Coupons? No, not so much.
This woman was a member of some group with a paid subscription service that somehow helped her find all her coupons and she swore it was well worth the price.
Before couponing, she'd been spending $120 a week for her family of four. (Yikes!) After she began her clipping adventure, she was able to reduce that to $80. Now, yes, a $40 deduction is great and $80 is certainly far better than $120, but really, it's not that impressive for a final amount and I don't think it warranted a feature news story!
When I tell people that we only spend $40 - $50 dollars a week for groceries, they usually make the same few assumptions; that we're eating junk, that I live on a farm and grow my own produce, and/or that I'm some sort of "Coupon Queen."
So, for the record:
No, we don't eat a lot of junk. Yes, we had grilled hamburgers for lunch today because we had a cook-out with friends, but you aren't going to find canned soup and boxed "Meal Helpers" on my shelf.
I live behind a farm, but not on one. The only things growing in my yard are some rather sorry looking sunflowers we planted before we were hit by a drought. Not even the grass is growing at this point. I do have some fresh herbs in the kitchen window, but that's it. Could I save more if I gardened? Probably so. But we have very poor soil - in fact, it isn't soil at all, but red clay - so I'd need to spend a good deal of money up front to either combat that fact or build up a container-style garden. And then I'd be paying a significantly higher water bill to keep my veggies growing. I may in the future decide to try growing some of my own produce, but for now, we don't.
And I don't use coupons except on very rare occasions.
I am aware that people can clip coupons and use them to purchase name-brand products for less than the store-brand. But that's immaterial to me. It doesn't matter if the Kraft Macaroni & Cheese is .15 cents less with a coupon than the Wal-Mart version. I don't buy boxed macaroni and cheese at all. Often coupons are for just that - convenience foods. Yes, sometimes they actually are for staple items and they sometimes even work to make a national brand the cheapest buy, but more often than not, coupons aren't of much help for me.
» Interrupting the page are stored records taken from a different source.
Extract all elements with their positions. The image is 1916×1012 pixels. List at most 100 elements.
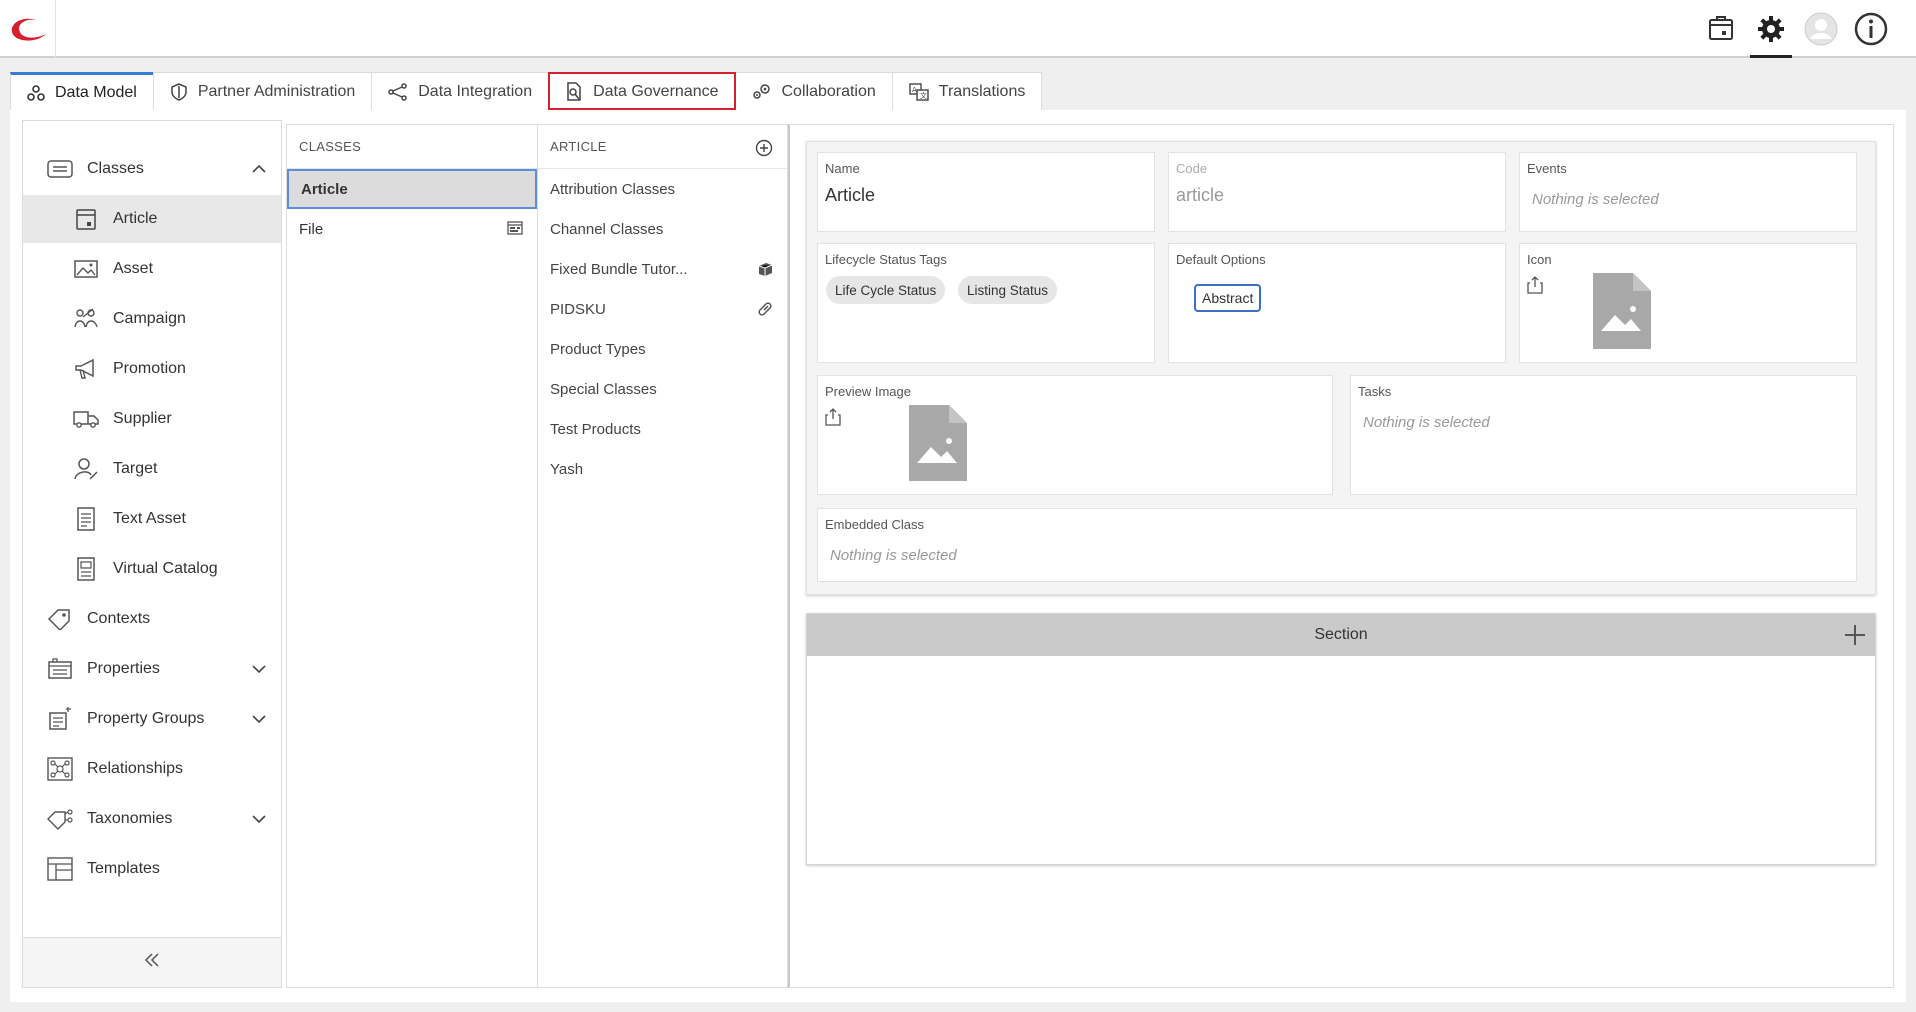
nav-label: Campaign [113,310,186,327]
name-field[interactable]: Name Article [817,152,1155,232]
svg-text:文: 文 [920,91,927,100]
icon-field[interactable]: Icon [1519,243,1857,363]
nav-item-asset[interactable]: Asset [23,245,281,293]
subclass-item-product-types[interactable]: Product Types [538,329,787,369]
subclass-label: Attribution Classes [550,180,676,198]
shield-icon [170,82,188,101]
events-empty-text: Nothing is selected [1532,191,1659,208]
relationships-icon [45,757,75,781]
text-document-icon [71,507,101,531]
nav-item-contexts[interactable]: Contexts [23,595,281,643]
nav-item-relationships[interactable]: Relationships [23,745,281,793]
catalog-icon[interactable] [1696,0,1746,58]
nav-label: Promotion [113,360,186,377]
tab-data-governance[interactable]: Data Governance [548,72,736,110]
tab-data-integration[interactable]: Data Integration [371,72,550,110]
nav-label: Relationships [87,760,184,777]
chevron-down-icon[interactable] [251,661,267,682]
add-section-icon[interactable] [1843,623,1867,652]
tag-chip-life-cycle-status[interactable]: Life Cycle Status [826,276,946,304]
top-bar [0,0,1916,58]
class-label: File [299,220,324,238]
tab-translations[interactable]: A文 Translations [891,72,1043,110]
nav-label: Supplier [113,410,172,427]
tab-data-model[interactable]: Data Model [10,72,154,110]
user-avatar-icon[interactable] [1796,0,1846,58]
subclass-label: Fixed Bundle Tutor... [550,260,688,278]
class-label: Article [301,180,348,198]
nav-item-templates[interactable]: Templates [23,845,281,893]
nav-item-promotion[interactable]: Promotion [23,345,281,393]
name-label: Name [825,161,860,176]
subclass-item-yash[interactable]: Yash [538,449,787,489]
tab-partner-administration[interactable]: Partner Administration [152,72,373,110]
nav-item-target[interactable]: Target [23,445,281,493]
default-options-field[interactable]: Default Options Abstract [1168,243,1506,363]
subclass-item-fixed-bundle[interactable]: Fixed Bundle Tutor... [538,249,787,289]
tag-chip-listing-status[interactable]: Listing Status [958,276,1058,304]
subclass-item-special-classes[interactable]: Special Classes [538,369,787,409]
nav-item-virtual-catalog[interactable]: Virtual Catalog [23,545,281,593]
classes-column: CLASSES Article File [286,124,538,988]
add-circle-icon[interactable] [755,139,773,160]
nav-label: Properties [87,660,160,677]
preview-image-label: Preview Image [825,384,911,399]
events-label: Events [1527,161,1567,176]
name-value[interactable]: Article [825,185,875,206]
tab-label: Data Model [55,83,137,101]
data-model-icon [27,84,45,102]
upload-icon[interactable] [1527,276,1543,299]
embedded-class-field[interactable]: Embedded Class Nothing is selected [817,508,1857,582]
nav-item-campaign[interactable]: Campaign [23,295,281,343]
left-nav: Classes Article Asset Campaign Promotion… [22,120,282,988]
properties-icon [45,658,75,680]
upload-icon[interactable] [825,408,841,431]
chevron-up-icon[interactable] [251,161,267,182]
nav-label: Asset [113,260,154,277]
class-item-file[interactable]: File [287,209,537,249]
collapse-sidebar-button[interactable] [23,937,281,987]
nav-label: Taxonomies [87,810,173,827]
svg-text:A: A [912,86,917,94]
tab-label: Partner Administration [197,82,356,100]
nav-item-supplier[interactable]: Supplier [23,395,281,443]
content-area: Classes Article Asset Campaign Promotion… [10,110,1906,1002]
nav-item-classes[interactable]: Classes [23,145,281,193]
subclass-item-pidsku[interactable]: PIDSKU [538,289,787,329]
class-form-card: Name Article Code article Events Nothing… [806,141,1876,595]
truck-icon [71,409,101,429]
tab-collaboration[interactable]: Collaboration [734,72,893,110]
lifecycle-status-tags-field[interactable]: Lifecycle Status Tags Life Cycle Status … [817,243,1155,363]
article-icon [71,207,101,231]
subclass-item-test-products[interactable]: Test Products [538,409,787,449]
tasks-empty-text: Nothing is selected [1363,414,1490,431]
tab-label: Data Governance [593,82,719,100]
tasks-field[interactable]: Tasks Nothing is selected [1350,375,1857,495]
chevron-down-icon[interactable] [251,811,267,832]
nav-item-article[interactable]: Article [23,195,281,243]
events-field[interactable]: Events Nothing is selected [1519,152,1857,232]
double-chevron-left-icon [143,952,161,973]
logo-icon[interactable] [0,0,56,58]
link-icon [757,301,773,321]
code-value: article [1176,185,1225,205]
subclass-item-channel-classes[interactable]: Channel Classes [538,209,787,249]
option-abstract[interactable]: Abstract [1194,284,1262,312]
info-icon[interactable] [1846,0,1896,58]
nav-item-properties[interactable]: Properties [23,645,281,693]
subclass-label: Special Classes [550,380,657,398]
main-tabs: Data Model Partner Administration Data I… [10,72,1043,110]
chevron-down-icon[interactable] [251,711,267,732]
settings-icon[interactable] [1746,0,1796,58]
class-detail-panel: Name Article Code article Events Nothing… [788,124,1894,988]
nav-item-property-groups[interactable]: Property Groups [23,695,281,743]
document-search-icon [565,81,583,102]
subclass-item-attribution-classes[interactable]: Attribution Classes [538,169,787,209]
nav-label: Article [113,210,158,227]
nav-item-text-asset[interactable]: Text Asset [23,495,281,543]
nav-label: Templates [87,860,160,877]
nav-item-taxonomies[interactable]: Taxonomies [23,795,281,843]
default-options-label: Default Options [1176,252,1266,267]
class-item-article[interactable]: Article [287,169,537,209]
preview-image-field[interactable]: Preview Image [817,375,1333,495]
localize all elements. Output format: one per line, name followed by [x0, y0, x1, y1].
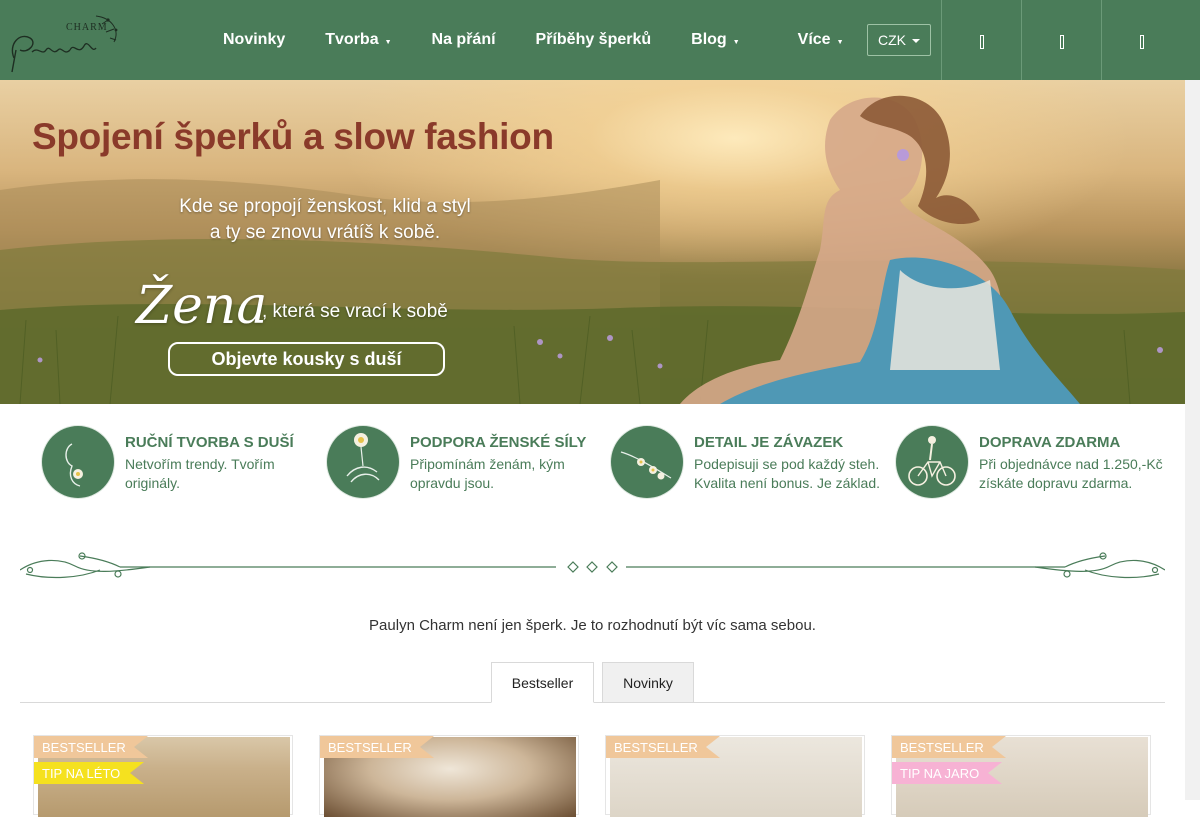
- nav-label: Příběhy šperků: [535, 31, 652, 48]
- feature-item: DOPRAVA ZDARMA Při objednávce nad 1.250,…: [896, 426, 1171, 501]
- chevron-down-icon: ▼: [836, 38, 844, 46]
- hero-subtitle: Kde se propojí ženskost, klid a styl a t…: [145, 194, 505, 246]
- feature-title: PODPORA ŽENSKÉ SÍLY: [410, 434, 587, 451]
- hero-banner[interactable]: Spojení šperků a slow fashion Kde se pro…: [0, 80, 1185, 404]
- search-icon: [979, 35, 984, 49]
- bestseller-flag: BESTSELLER: [320, 736, 434, 758]
- ornament-divider: [20, 552, 1165, 579]
- woman-flower-icon: [42, 426, 114, 498]
- feature-title: RUČNÍ TVORBA S DUŠÍ: [125, 434, 294, 451]
- page-scrollbar[interactable]: [1185, 80, 1200, 800]
- bicycle-icon: [896, 426, 968, 498]
- nav-item-pribehy-sperku[interactable]: Příběhy šperků: [516, 0, 672, 80]
- summer-tip-flag: TIP NA LÉTO: [34, 762, 144, 784]
- feature-text: Podepisuji se pod každý steh. Kvalita ne…: [694, 456, 881, 491]
- hero-subtitle-line: Kde se propojí ženskost, klid a styl: [179, 196, 471, 217]
- feature-item: DETAIL JE ZÁVAZEK Podepisuji se pod každ…: [611, 426, 886, 501]
- nav-label: Tvorba: [325, 31, 379, 48]
- nav-item-blog[interactable]: Blog ▼: [671, 0, 759, 80]
- feature-title: DETAIL JE ZÁVAZEK: [694, 434, 844, 451]
- chevron-down-icon: ▼: [732, 38, 740, 46]
- nav-item-na-prani[interactable]: Na přání: [412, 0, 516, 80]
- feature-item: RUČNÍ TVORBA S DUŠÍ Netvořím trendy. Tvo…: [42, 426, 317, 501]
- nav-label: Na přání: [431, 31, 496, 48]
- bestseller-flag: BESTSELLER: [892, 736, 1006, 758]
- flower-chain-icon: [611, 426, 683, 498]
- feature-text: Netvořím trendy. Tvořím originály.: [125, 456, 275, 491]
- hero-script-tail: , která se vrací k sobě: [262, 301, 448, 322]
- logo-graphic: [11, 15, 118, 73]
- feature-item: PODPORA ŽENSKÉ SÍLY Připomínám ženám, ký…: [327, 426, 602, 501]
- currency-value: CZK: [878, 32, 906, 48]
- nav-label: Novinky: [223, 31, 286, 48]
- feature-title: DOPRAVA ZDARMA: [979, 434, 1121, 451]
- nav-item-tvorba[interactable]: Tvorba ▼: [305, 0, 411, 80]
- user-icon: [1059, 35, 1064, 49]
- search-button[interactable]: [941, 0, 1021, 80]
- tab-bestseller[interactable]: Bestseller: [491, 662, 594, 703]
- product-card[interactable]: BESTSELLER: [605, 735, 865, 817]
- tagline: Paulyn Charm není jen šperk. Je to rozho…: [369, 617, 816, 634]
- feature-text: Při objednávce nad 1.250,-Kč získáte dop…: [979, 456, 1163, 491]
- spring-tip-flag: TIP NA JARO: [892, 762, 1002, 784]
- cart-icon: [1139, 35, 1144, 49]
- caret-down-icon: [912, 39, 920, 43]
- nav-item-vice[interactable]: Více ▼: [778, 0, 864, 80]
- feature-text: Připomínám ženám, kým opravdu jsou.: [410, 456, 565, 491]
- hero-title: Spojení šperků a slow fashion: [32, 116, 554, 157]
- hero-subtitle-line: a ty se znovu vrátíš k sobě.: [209, 222, 441, 243]
- currency-select[interactable]: CZK: [867, 24, 931, 56]
- site-header: CHARM Novinky Tvorba ▼ Na přání Příběhy š…: [0, 0, 1200, 80]
- hero-cta-button[interactable]: Objevte kousky s duší: [168, 342, 445, 376]
- hero-script-word: Žena: [136, 276, 268, 336]
- nav-item-novinky[interactable]: Novinky: [203, 0, 305, 80]
- product-card[interactable]: BESTSELLER TIP NA LÉTO: [33, 735, 293, 817]
- tab-novinky[interactable]: Novinky: [602, 662, 694, 703]
- nav-label: Blog: [691, 31, 727, 48]
- features-strip: RUČNÍ TVORBA S DUŠÍ Netvořím trendy. Tvo…: [0, 404, 1200, 519]
- cart-button[interactable]: [1101, 0, 1181, 80]
- brand-sub: CHARM: [66, 22, 108, 33]
- product-card[interactable]: BESTSELLER: [319, 735, 579, 817]
- account-button[interactable]: [1021, 0, 1101, 80]
- hands-daisy-icon: [327, 426, 399, 498]
- product-card[interactable]: BESTSELLER TIP NA JARO: [891, 735, 1151, 817]
- chevron-down-icon: ▼: [384, 38, 392, 46]
- bestseller-flag: BESTSELLER: [34, 736, 148, 758]
- main-nav: Novinky Tvorba ▼ Na přání Příběhy šperků …: [203, 0, 864, 80]
- nav-label: Více: [797, 31, 831, 48]
- bestseller-flag: BESTSELLER: [606, 736, 720, 758]
- brand-logo[interactable]: CHARM: [2, 6, 127, 74]
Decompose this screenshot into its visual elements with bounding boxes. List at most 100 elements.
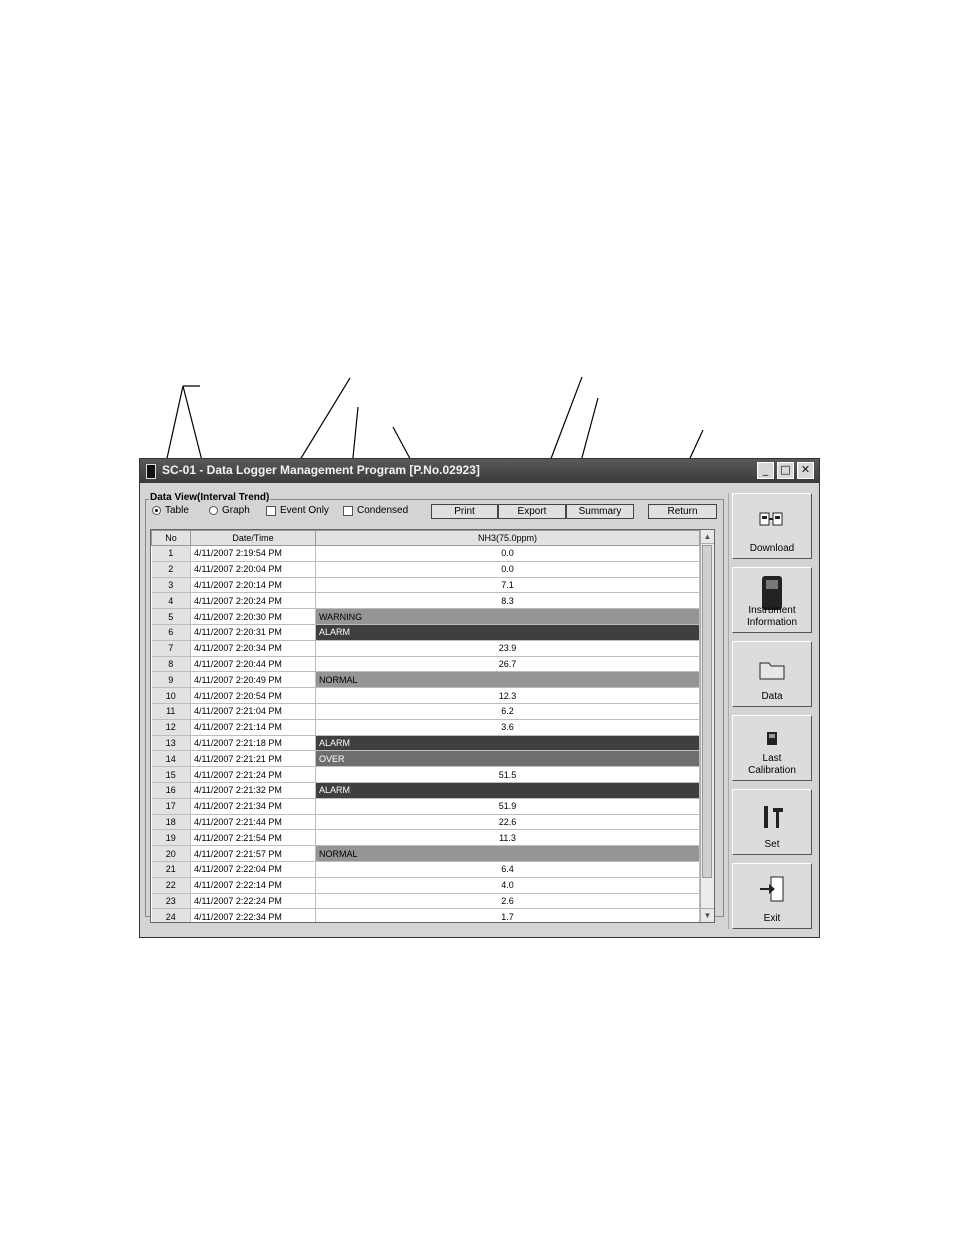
row-number: 18 (151, 814, 191, 831)
row-value: 7.1 (315, 577, 700, 594)
event-only-checkbox[interactable]: Event Only (266, 505, 329, 516)
row-number: 8 (151, 656, 191, 673)
table-row[interactable]: 16 4/11/2007 2:21:32 PM ALARM (151, 782, 700, 799)
title-bar[interactable]: SC-01 - Data Logger Management Program [… (140, 459, 819, 483)
column-header-datetime[interactable]: Date/Time (190, 530, 316, 546)
last-calibration-button[interactable]: Last Calibration (732, 715, 812, 781)
exit-icon (760, 876, 784, 902)
row-value: 26.7 (315, 656, 700, 673)
last-calibration-label: Last Calibration (733, 753, 811, 777)
table-radio-label: Table (165, 505, 189, 516)
row-value: 0.0 (315, 561, 700, 578)
table-row[interactable]: 7 4/11/2007 2:20:34 PM 23.9 (151, 640, 700, 657)
table-row[interactable]: 15 4/11/2007 2:21:24 PM 51.5 (151, 766, 700, 783)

I don't subscribe to the newspaper, either. There's no point. Thanks to the internet, I have my news before the paper would even be delivered every morning. I do sometimes scope out sites online to see if any coupons I can use are available, since I'm not getting the pages of them that come with the Sunday paper, but overall, I just don't bother.
If you're a couponer and it's working out for you, great. If it's working out so well for you, you can even beat me at my own game and you spend less than I do for your weekly purchases, even better! I'd love to hear from you.
In any case, the real issue is to wean yourself/family off the convenience foods, which can be, well, inconvenient, I know. But you'll find your most significant reduction in food expenses right here and, most importantly, no coupons are required!